Sorry @kennycalmit, I completely misread your post in that case.
@Beaverhausen we have been together for 5 years, married for 9 months.

OP posts:
CordeliaEarhart · 11/03/2019 14:01

OP, I'm so impressed at your bravery. It's so good to hear that the police are being kind to you, and not at all surprising that you keep crying - you've had a massive shock. You are being extremely strong and focusing on "right now" is probably going to be a good plan for a while.

Mrsmummy90 · 11/03/2019 14:04

You are doing so well. You are an inspiration.
Leaving an abusive relationship is so so hard but so worth it. You will look back one day with no feelings for him and so much pride in yourself for taking these steps!
Keep going xxx

SinkGirl · 11/03/2019 14:09

OP, you are doing amazingly well. Honestly, it would be much more unusual if you left him after the first time, or the second - most abused women go back many more than two times before they finally have the strength to leave. There’s no shame in this.

My mum was married three times, all of them abusive. Her third husband was always abusive and it gradually escalated - one night he water boarded her, tried to smother her with a pillow, shredded his passport to ruin a trip they’d planned together and threatened to throw her off the balcony. She left in a panic and came to me - she reconciled with him days later, and then a few months later she was diagnosed with terminal cancer.

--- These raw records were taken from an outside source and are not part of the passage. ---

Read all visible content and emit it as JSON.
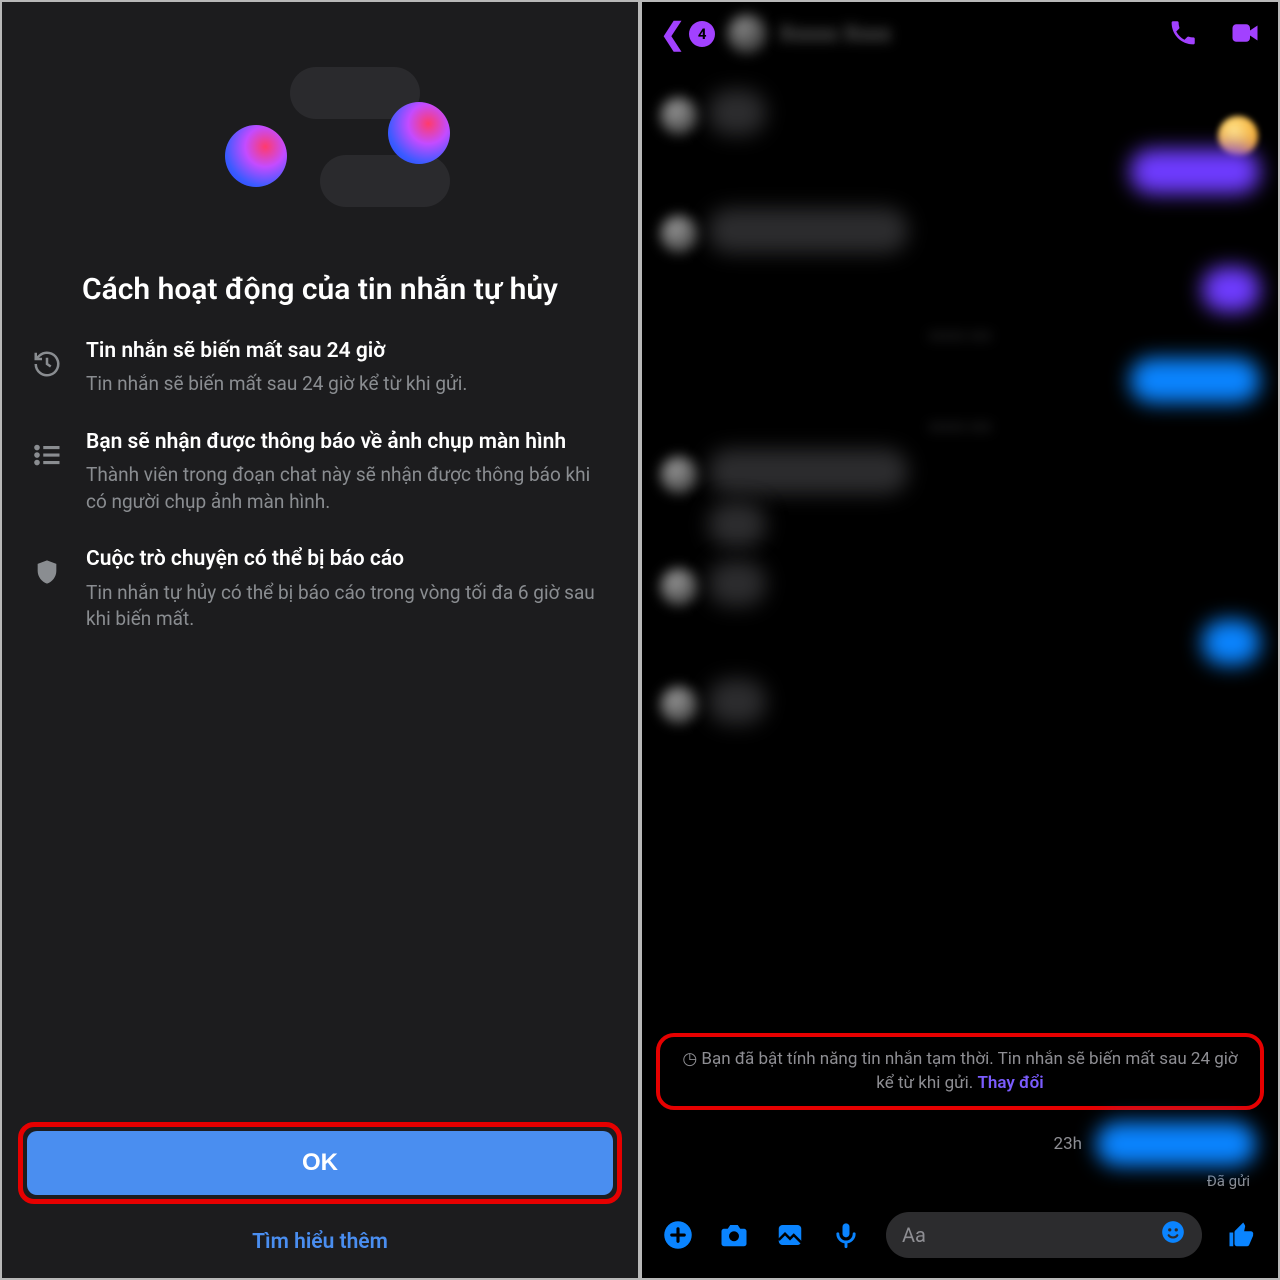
{
  "left": {
    "title": "Cách hoạt động của tin nhắn tự hủy",
    "features": [
      {
        "icon": "history",
        "title": "Tin nhắn sẽ biến mất sau 24 giờ",
        "desc": "Tin nhắn sẽ biến mất sau 24 giờ kể từ khi gửi."
      },
      {
        "icon": "list",
        "title": "Bạn sẽ nhận được thông báo về ảnh chụp màn hình",
        "desc": "Thành viên trong đoạn chat này sẽ nhận được thông báo khi có người chụp ảnh màn hình."
      },
      {
        "icon": "shield",
        "title": "Cuộc trò chuyện có thể bị báo cáo",
        "desc": "Tin nhắn tự hủy có thể bị báo cáo trong vòng tối đa 6 giờ sau khi biến mất."
      }
    ],
    "ok": "OK",
    "learn_more": "Tìm hiểu thêm"
  },
  "right": {
    "back_badge": "4",
    "notice_prefix": "Bạn đã bật tính năng tin nhắn tạm thời. Tin nhắn sẽ biến mất sau 24 giờ kể từ khi gửi. ",
    "notice_link": "Thay đổi",
    "last_time": "23h",
    "delivered": "Đã gửi",
    "input_placeholder": "Aa"
  }
}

She never managed to get away from him. He then turned into a “model husband” (who still spoke to her like shit but never hit her again) because he knew that a few months of controlling himself would mean hundreds of thousands of pounds for him.

Life is too short, OP. I don’t know what you should do about the baby, that’s entirely up to you. I hope you can get away from him immediately before he does something worse - I’m genuinely worried for your safety.

Perhaps the fact he works in education is something you can make use of - perhaps if he agrees to move out and go away, to split the finances fairly and give you a quick and easy divorce, you can agree not to press charges. I would take legal advice first though, as if you do decide to keep the baby then it’s very important that there’s a record of his violence against you.

Sending lots of love Flowers

Starlight456 · 11/03/2019 14:10

When you have time look up the freedom program. You will find lots of emotional abuse you didn’t recognise.

I asked my ex what he expected to happen after I left him . He expected to say sorry and things carry on the way they were . You are doing well op.

Can you put the horses on the grass for now so one less thing to think about ??? ( I know nothing about keeping horses)

hellenbackagen · 11/03/2019 14:12

I'm my area now we have
To arrest for all dv , it appears that yours they can still exercise some discretion and invite him in voluntarily.

One thing my force would do is issue a dvpn if he were not charged to give you 28 days breathing space where he cannot live with you , worth asking about op - I think they are dealing with this quite leniently.